Esau’s face was dominated by a thick shelf of bone bulging above his huge eyes. The forehead rose like a marble wall, angling upward to join with the flat crown of his skull. A mat of thin gray hair covered it.
Grant struggled to keep his expression neutral, to disguise the fear swelling within him.
Esau’s small mouth twitched in a parody of a smile. “I revolt you more than Shuma, do I not?”
Grant didn’t respond for a few seconds, visually examining the blue-and-red mapwork of broken blood vessels spreading over Esau’s forehead. “Not exactly. I’ve come across your type a time or two.”
Esau’s smile widened in mock ingenuousness. “And what type is that, Mr. Grant?”
“Doomies,” he retorted matter-of-factly. “You’re a doomseer. I didn’t think there were many of you left.”
In the Outlands, people with enhanced psionic abilities were called doomseers or doomies, their mutant precognitive abilities feared and hated.
Most of the mutant strains spawned after the nuclear holocaust were extinct, either dying because of their twisted biologies, or hunted and exterminated during the early years of the unification program.
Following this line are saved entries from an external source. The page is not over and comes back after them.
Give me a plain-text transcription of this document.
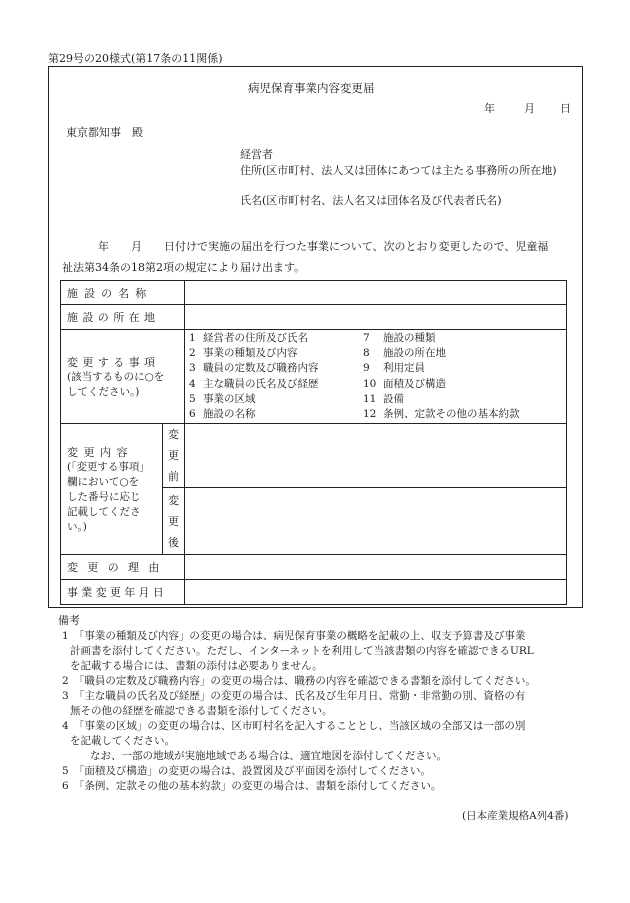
第29号の20様式(第17条の11関係)
病児保育事業内容変更届
年	月 日
東京都知事　殿
経営者
住所(区市町村、法人又は団体にあつては主たる事務所の所在地)
氏名(区市町村名、法人名又は団体名及び代表者氏名)
年　　月　　日付けで実施の届出を行つた事業について、次のとおり変更したので、児童福
祉法第34条の18第2項の規定により届け出ます。
施設の名称	
施設の所在地	

変更する事項
(該当するものに○を
してください。)

1	経営者の住所及び氏名	7	施設の種類
2	事業の種類及び内容	8	施設の所在地
3	職員の定数及び職務内容	9	利用定員
4	主な職員の氏名及び経歴	10	面積及び構造
5	事業の区域	11	設備
6	施設の名称	12	条例、定款その他の基本約款

変更内容
(「変更する事項」
欄において○を
した番号に応じ
記載してくださ
い。)

変
更
前

変
更
後

変更の理由	
事業変更年月日	
備考
1　「事業の種類及び内容」の変更の場合は、病児保育事業の概略を記載の上、収支予算書及び事業
計画書を添付してください。ただし、インターネットを利用して当該書類の内容を確認できるURL
を記載する場合には、書類の添付は必要ありません。
2　「職員の定数及び職務内容」の変更の場合は、職務の内容を確認できる書類を添付してください。
3　「主な職員の氏名及び経歴」の変更の場合は、氏名及び生年月日、常勤・非常勤の別、資格の有
無その他の経歴を確認できる書類を添付してください。
4　「事業の区域」の変更の場合は、区市町村名を記入することとし、当該区域の全部又は一部の別
を記載してください。
なお、一部の地域が実施地域である場合は、適宜地図を添付してください。
5　「面積及び構造」の変更の場合は、設置図及び平面図を添付してください。
6　「条例、定款その他の基本約款」の変更の場合は、書類を添付してください。
(日本産業規格A列4番)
Doomseers weren’t necessarily mutants, but norms with true telepathic abilities were rare in current times.
Extrasensory and precognitive perceptions were the most typical abilities possessed by mutants who appeared otherwise normal.
Esau uttered a scoffing, contemptuous laugh. “Hardly a doomseer. I can’t foretell the future any more accurately than you can.”
“Then what do you call yourself?”
Casting a sideways glance up at Shuma, Esau answered confidently, “A mastermind. I call myself a mastermind.”
Grant cocked his head in puzzlement. “A what?”
“I can master minds not my own…like Shuma’s here.”